AAS <- data %>% filter(data$Subject == "AAS")

#The box plots below showcases the number of B grades distributed by the each of the courses of the Asian American Studies subjects.
ggplot(AAS, aes(x = Number, y = B, group = Number)) +
  geom_boxplot(color = "grey") +
  labs(title = "B Grades vs AAS Course Number", y = "Number of B Grades", x = "Course Number")

#Mean
#What is the average number of Students in each class?
average_students <- mean(data$Students)
average_students
## [1] 57.06675
#Explanation: The average class size at UIUC is 57 students, though the high standard deviation (≈72) reflects wide variance between small seminars and large lectures.

#Median
#What is the middle course number for ACCY ?
accy_data <- subset(data, Subject == "ACCY")
median_number <- median(accy_data$Number)
median_number
## [1] 312
#Explanation: The middle course for ACCY is 312, this means that 312 is in the middle of all of the ACCY classes. Perhaps suggesting it's a midpoint between lower- and upper-level ACCY courses..

#Mode
#Which professor teaches the most classes?
find_mode_categorical <- function(x) {
  tbl <- table(x)
  modes <- names(tbl)[which.max(tbl)]
  return(modes)
}
mode_instructor <- find_mode_categorical(data$Primary.Instructor)
mode_instructor
## [1] "Hoffman, Ruth A"
#The most frequently appearing instructor in the dataset was Soranso, Murilli S, suggesting a high teaching load across multiple terms.

#What is the Highest and Lowest course numbers?
#Max
Max_course_number <- max(data$Number)
Max_course_number
## [1] 798
#Min
Min_course_number <- min(data$Number)
Min_course_number
## [1] 2
#Explanation: As we can see the course numbers range from 2-798, this shows that the lowest course number is 2 whilst the highest course number is 798

#Standard Deviation
#What is the variance in class size at UIUC?
Students_standard_deviation <- sd(data$Students)
Students_standard_deviation
## [1] 72.06524
#Explanation: These is standard deviation of 73.64196 in the students section of this dataset. This means that the number of students in each class varys by about 73.64196 from the average number of students. The large standard deviation highlights UIUC’s mix of small seminars and large lecture halls—showing structural variety in how courses are delivered.. 


#KEY INSIGHTS
#Math and CHEM courses had the highest number of F grades.
#Instructor grading patterns vary widely in high-enrollment departments.
#Fall term consistently had the highest student enrollment.
#Course difficulty does not always align with course number.


#CONCLUSION

#This analysis reveals key grading and enrollment trends across 10 years at UIUC. While some courses and departments consistently show tougher grading patterns, instructor variation also plays a role. Missing demographic data (e.g. gender, ethnicity) and external factors (like socioeconomic status or mental health) limit deeper insight—but the dataset still offers meaningful views on academic structure, fairness, and performance trends.

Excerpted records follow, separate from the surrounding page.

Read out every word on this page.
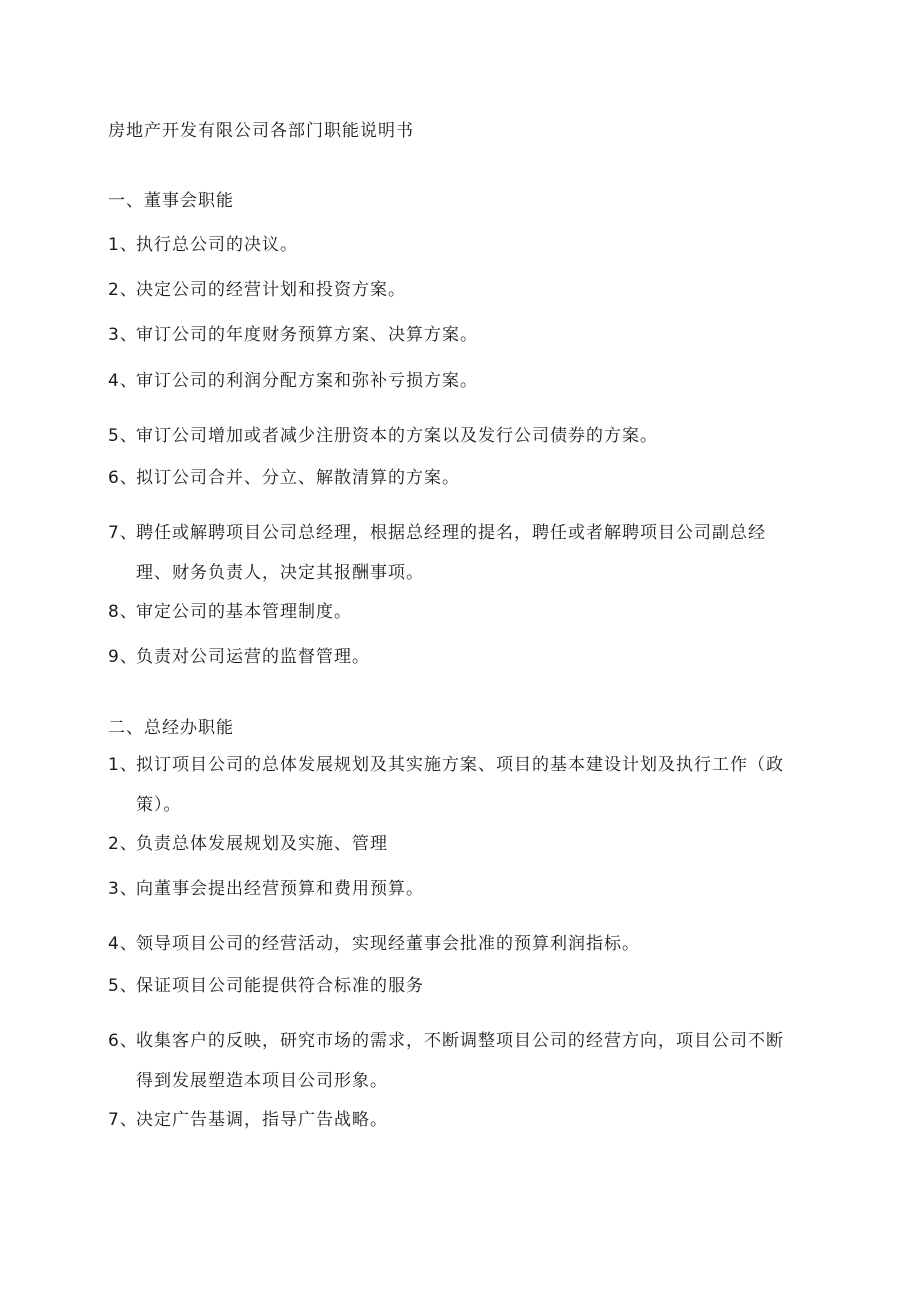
房地产开发有限公司各部门职能说明书
一、董事会职能
1、
执行总公司的决议。
2、
决定公司的经营计划和投资方案。
3、
审订公司的年度财务预算方案、决算方案。
4、
审订公司的利润分配方案和弥补亏损方案。
5、
审订公司增加或者减少注册资本的方案以及发行公司债券的方案。
6、
拟订公司合并、分立、解散清算的方案。
7、
聘任或解聘项目公司总经理，根据总经理的提名，聘任或者解聘项目公司副总经
理、财务负责人，决定其报酬事项。
8、
审定公司的基本管理制度。
9、
负责对公司运营的监督管理。
二、总经办职能
1、
拟订项目公司的总体发展规划及其实施方案、项目的基本建设计划及执行工作（政
策）。
2、
负责总体发展规划及实施、管理
3、
向董事会提出经营预算和费用预算。
4、
领导项目公司的经营活动，实现经董事会批准的预算利润指标。
5、
保证项目公司能提供符合标准的服务
6、
收集客户的反映，研究市场的需求，不断调整项目公司的经营方向，项目公司不断
得到发展塑造本项目公司形象。
7、
决定广告基调，指导广告战略。
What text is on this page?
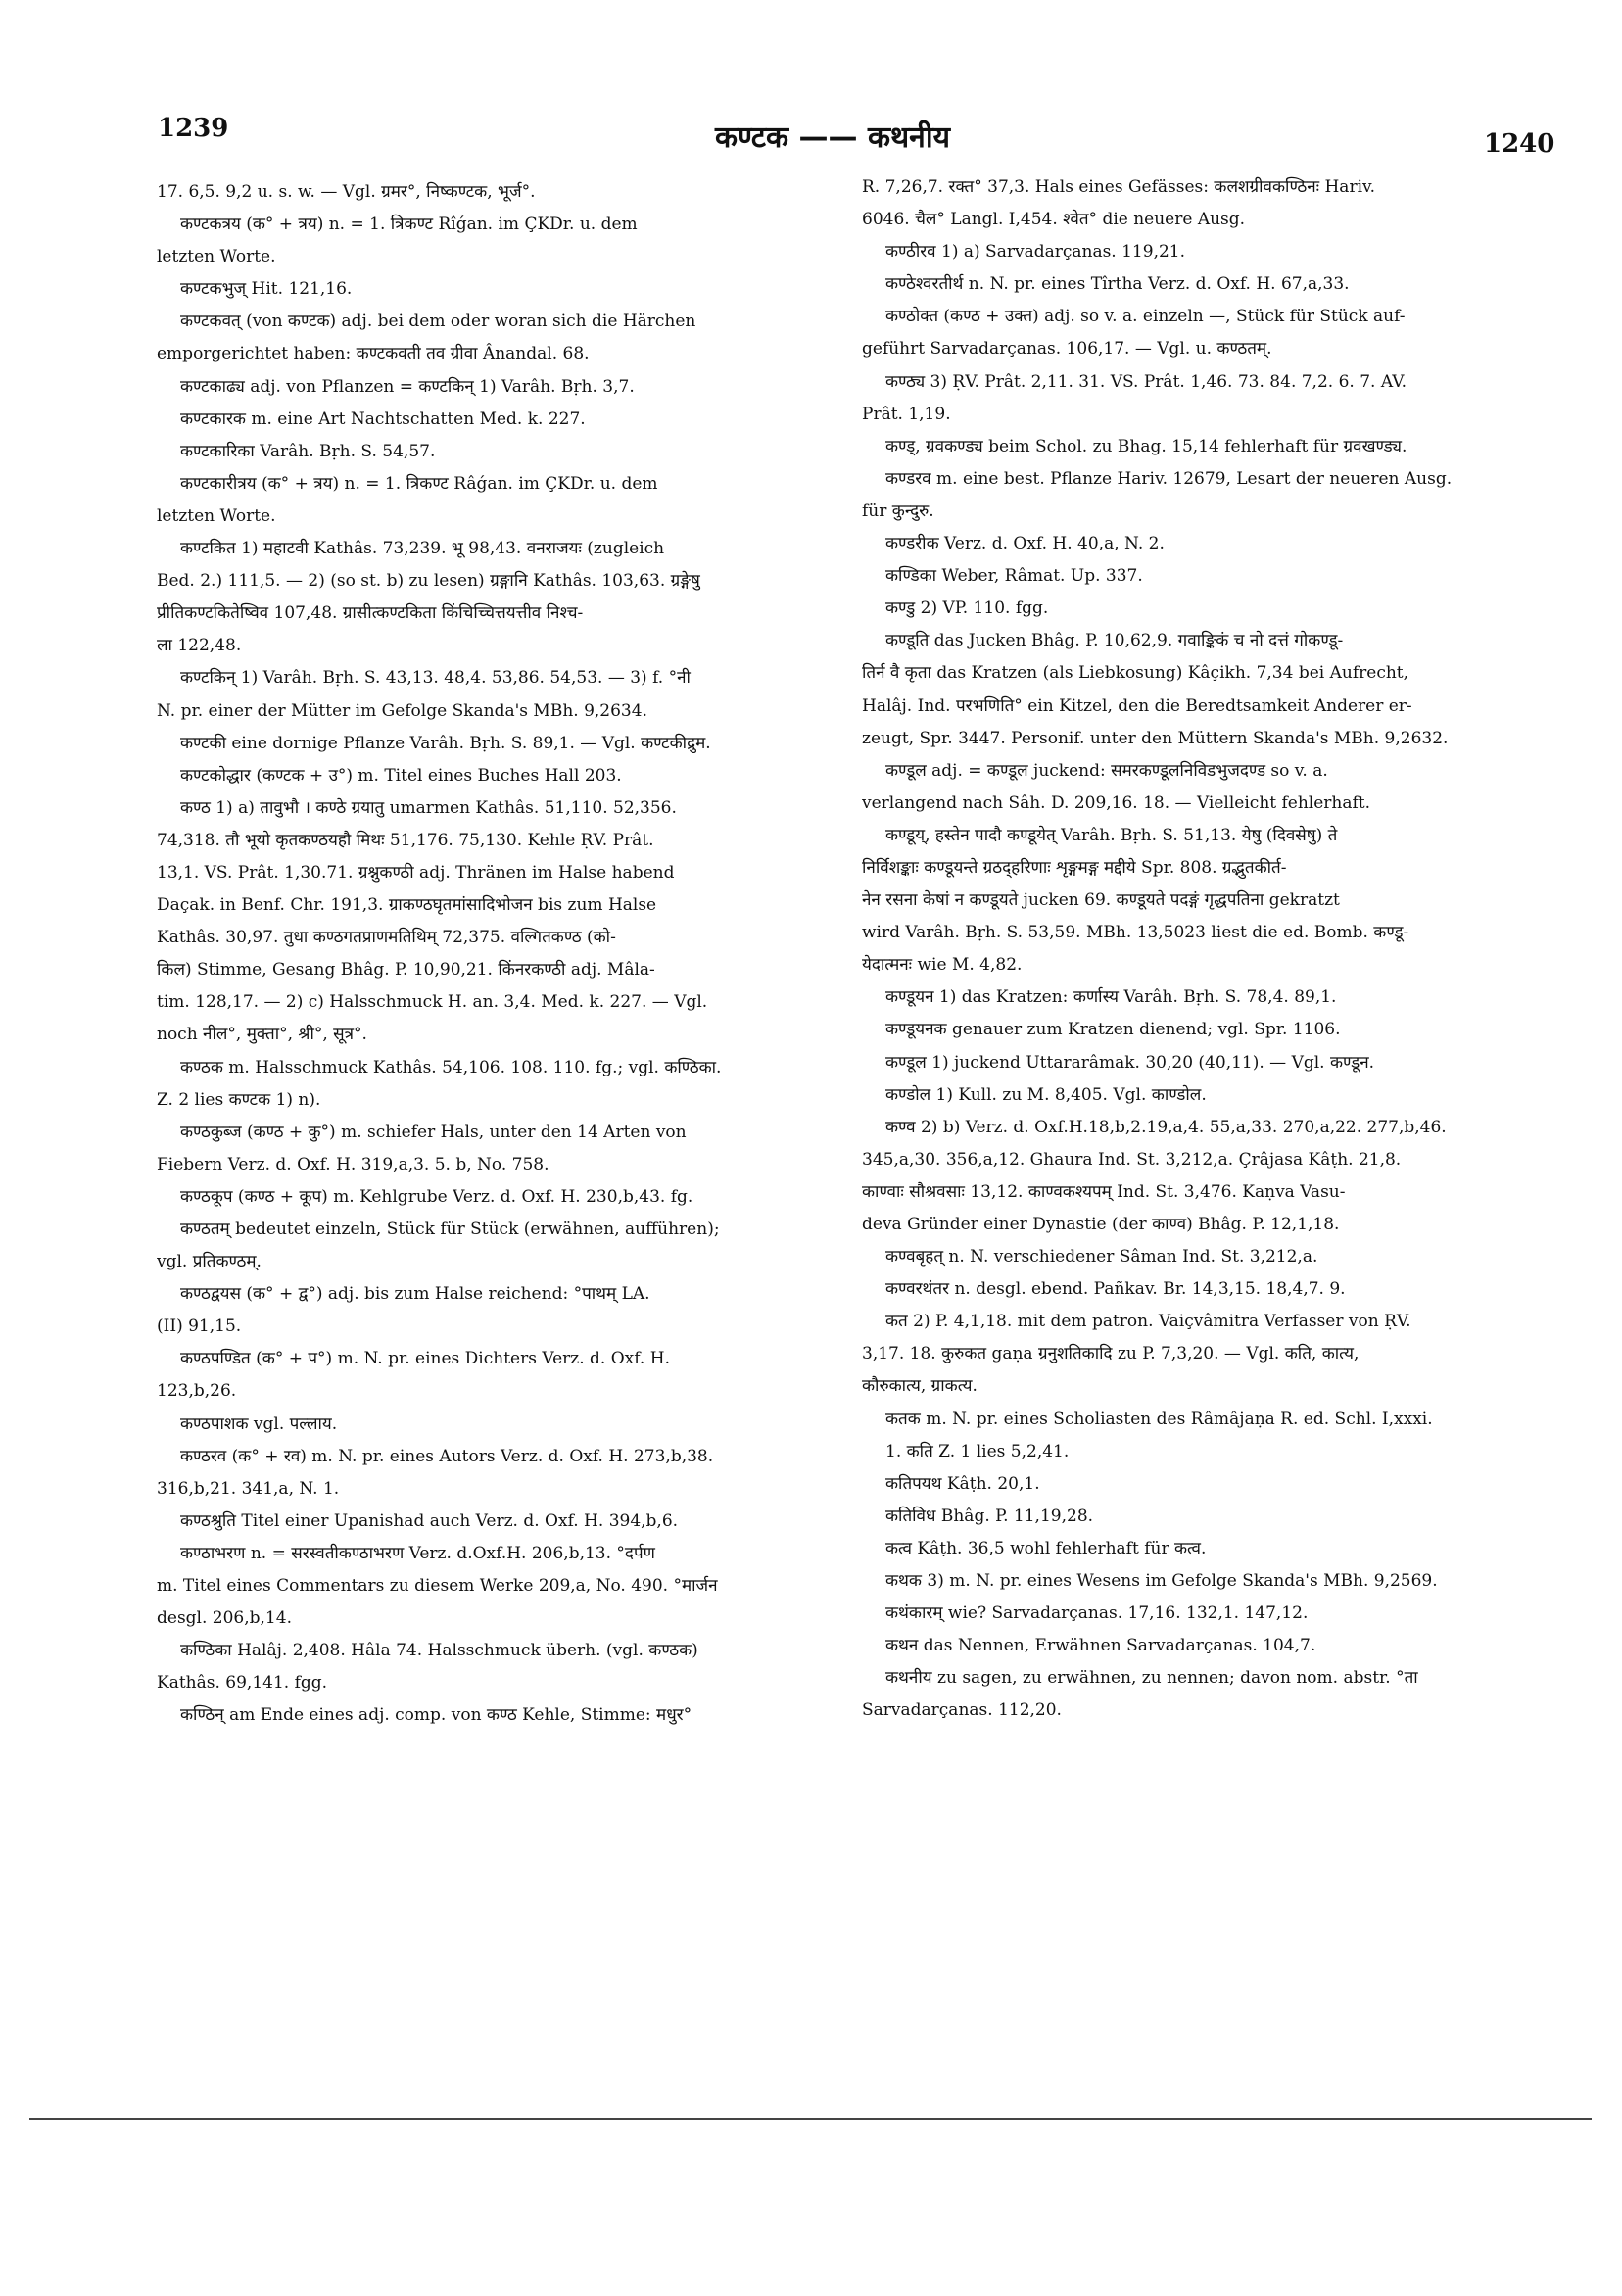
1239	कण्टक —— कथनीय	1240
17. 6,5. 9,2 u. s. w. — Vgl. ग्रमर°, निष्कण्टक, भूर्ज°.
कण्टकत्रय (क° + त्रय) n. = 1. त्रिकण्ट Rîǵan. im ÇKDr. u. dem
letzten Worte.
कण्टकभुज् Hit. 121,16.
कण्टकवत् (von कण्टक) adj. bei dem oder woran sich die Härchen
emporgerichtet haben: कण्टकवती तव ग्रीवा Ânandal. 68.
कण्टकाढ्य adj. von Pflanzen = कण्टकिन् 1) Varâh. Bṛh. 3,7.
कण्टकारक m. eine Art Nachtschatten Med. k. 227.
कण्टकारिका Varâh. Bṛh. S. 54,57.
कण्टकारीत्रय (क° + त्रय) n. = 1. त्रिकण्ट Râǵan. im ÇKDr. u. dem
letzten Worte.
कण्टकित 1) महाटवी Kathâs. 73,239. भू 98,43. वनराजयः (zugleich
Bed. 2.) 111,5. — 2) (so st. b) zu lesen) ग्रङ्गानि Kathâs. 103,63. ग्रङ्गेषु
प्रीतिकण्टकितेष्विव 107,48. ग्रासीत्कण्टकिता किंचिच्चित्तयत्तीव निश्च-
ला 122,48.
कण्टकिन् 1) Varâh. Bṛh. S. 43,13. 48,4. 53,86. 54,53. — 3) f. °नी
N. pr. einer der Mütter im Gefolge Skanda's MBh. 9,2634.
कण्टकी eine dornige Pflanze Varâh. Bṛh. S. 89,1. — Vgl. कण्टकीद्रुम.
कण्टकोद्धार (कण्टक + उ°) m. Titel eines Buches Hall 203.
कण्ठ 1) a) तावुभौ । कण्ठे ग्रयातु umarmen Kathâs. 51,110. 52,356.
74,318. तौ भूयो कृतकण्ठयहौ मिथः 51,176. 75,130. Kehle ṚV. Prât.
13,1. VS. Prât. 1,30.71. ग्रश्नुकण्ठी adj. Thränen im Halse habend
Daçak. in Benf. Chr. 191,3. ग्राकण्ठघृतमांसादिभोजन bis zum Halse
Kathâs. 30,97. तुधा कण्ठगतप्राणमतिथिम् 72,375. वल्गितकण्ठ (को-
किल) Stimme, Gesang Bhâg. P. 10,90,21. किंनरकण्ठी adj. Mâla-
tim. 128,17. — 2) c) Halsschmuck H. an. 3,4. Med. k. 227. — Vgl.
noch नील°, मुक्ता°, श्री°, सूत्र°.
कण्ठक m. Halsschmuck Kathâs. 54,106. 108. 110. fg.; vgl. कण्ठिका.
Z. 2 lies कण्टक 1) n).
कण्ठकुब्ज (कण्ठ + कु°) m. schiefer Hals, unter den 14 Arten von
Fiebern Verz. d. Oxf. H. 319,a,3. 5. b, No. 758.
कण्ठकूप (कण्ठ + कूप) m. Kehlgrube Verz. d. Oxf. H. 230,b,43. fg.
कण्ठतम् bedeutet einzeln, Stück für Stück (erwähnen, aufführen);
vgl. प्रतिकण्ठम्.
कण्ठद्वयस (क° + द्व°) adj. bis zum Halse reichend: °पाथम् LA.
(II) 91,15.
कण्ठपण्डित (क° + प°) m. N. pr. eines Dichters Verz. d. Oxf. H.
123,b,26.
कण्ठपाशक vgl. पल्लाय.
कण्ठरव (क° + रव) m. N. pr. eines Autors Verz. d. Oxf. H. 273,b,38.
316,b,21. 341,a, N. 1.
कण्ठश्रुति Titel einer Upanishad auch Verz. d. Oxf. H. 394,b,6.
कण्ठाभरण n. = सरस्वतीकण्ठाभरण Verz. d.Oxf.H. 206,b,13. °दर्पण
m. Titel eines Commentars zu diesem Werke 209,a, No. 490. °मार्जन
desgl. 206,b,14.
कण्ठिका Halâj. 2,408. Hâla 74. Halsschmuck überh. (vgl. कण्ठक)
Kathâs. 69,141. fgg.
कण्ठिन् am Ende eines adj. comp. von कण्ठ Kehle, Stimme: मधुर°
R. 7,26,7. रक्त° 37,3. Hals eines Gefässes: कलशग्रीवकण्ठिनः Hariv.
6046. चैल° Langl. I,454. श्वेत° die neuere Ausg.
कण्ठीरव 1) a) Sarvadarçanas. 119,21.
कण्ठेश्वरतीर्थ n. N. pr. eines Tîrtha Verz. d. Oxf. H. 67,a,33.
कण्ठोक्त (कण्ठ + उक्त) adj. so v. a. einzeln —, Stück für Stück auf-
geführt Sarvadarçanas. 106,17. — Vgl. u. कण्ठतम्.
कण्ठ्य 3) ṚV. Prât. 2,11. 31. VS. Prât. 1,46. 73. 84. 7,2. 6. 7. AV.
Prât. 1,19.
कण्ड्, ग्रवकण्ड्य beim Schol. zu Bhag. 15,14 fehlerhaft für ग्रवखण्ड्य.
कण्डरव m. eine best. Pflanze Hariv. 12679, Lesart der neueren Ausg.
für कुन्दुरु.
कण्डरीक Verz. d. Oxf. H. 40,a, N. 2.
कण्डिका Weber, Râmat. Up. 337.
कण्डु 2) VP. 110. fgg.
कण्डूति das Jucken Bhâg. P. 10,62,9. गवाङ्किकं च नो दत्तं गोकण्डू-
तिर्न वै कृता das Kratzen (als Liebkosung) Kâçikh. 7,34 bei Aufrecht,
Halâj. Ind. परभणिति° ein Kitzel, den die Beredtsamkeit Anderer er-
zeugt, Spr. 3447. Personif. unter den Müttern Skanda's MBh. 9,2632.
कण्डूल adj. = कण्डूल juckend: समरकण्डूलनिविडभुजदण्ड so v. a.
verlangend nach Sâh. D. 209,16. 18. — Vielleicht fehlerhaft.
कण्डूय्, हस्तेन पादौ कण्डूयेत् Varâh. Bṛh. S. 51,13. येषु (दिवसेषु) ते
निर्विशङ्काः कण्डूयन्ते ग्रठद्हरिणाः शृङ्गमङ्ग मद्दीये Spr. 808. ग्रद्भुतकीर्त-
नेन रसना केषां न कण्डूयते jucken 69. कण्डूयते पदङ्गं गृद्धपतिना gekratzt
wird Varâh. Bṛh. S. 53,59. MBh. 13,5023 liest die ed. Bomb. कण्डू-
येदात्मनः wie M. 4,82.
कण्डूयन 1) das Kratzen: कर्णास्य Varâh. Bṛh. S. 78,4. 89,1.
कण्डूयनक genauer zum Kratzen dienend; vgl. Spr. 1106.
कण्डूल 1) juckend Uttararâmak. 30,20 (40,11). — Vgl. कण्डून.
कण्डोल 1) Kull. zu M. 8,405. Vgl. काण्डोल.
कण्व 2) b) Verz. d. Oxf.H.18,b,2.19,a,4. 55,a,33. 270,a,22. 277,b,46.
345,a,30. 356,a,12. Ghaura Ind. St. 3,212,a. Çrâjasa Kâṭh. 21,8.
काण्वाः सौश्रवसाः 13,12. काण्वकश्यपम् Ind. St. 3,476. Kaṇva Vasu-
deva Gründer einer Dynastie (der काण्व) Bhâg. P. 12,1,18.
कण्वबृहत् n. N. verschiedener Sâman Ind. St. 3,212,a.
कण्वरथंतर n. desgl. ebend. Pañkav. Br. 14,3,15. 18,4,7. 9.
कत 2) P. 4,1,18. mit dem patron. Vaiçvâmitra Verfasser von ṚV.
3,17. 18. कुरुकत gaṇa ग्रनुशतिकादि zu P. 7,3,20. — Vgl. कति, कात्य,
कौरुकात्य, ग्राकत्य.
कतक m. N. pr. eines Scholiasten des Râmâjaṇa R. ed. Schl. I,xxxi.
1. कति Z. 1 lies 5,2,41.
कतिपयथ Kâṭh. 20,1.
कतिविध Bhâg. P. 11,19,28.
कत्व Kâṭh. 36,5 wohl fehlerhaft für कत्व.
कथक 3) m. N. pr. eines Wesens im Gefolge Skanda's MBh. 9,2569.
कथंकारम् wie? Sarvadarçanas. 17,16. 132,1. 147,12.
कथन das Nennen, Erwähnen Sarvadarçanas. 104,7.
कथनीय zu sagen, zu erwähnen, zu nennen; davon nom. abstr. °ता
Sarvadarçanas. 112,20.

#This analysis can inform academic advising, curriculum planning, and support program targeting.

#Limitations
#The dataset does not include student demographic information, course prerequisites, or grade distributions per student. External factors like academic background, socioeconomic status, or health conditions are not captured, which limits causal inference.


#Call to Action
#This analysis could be expanded with student-level data or tied to advising strategies. I’d be excited to bring this approach to real institutional planning or policy evaluation.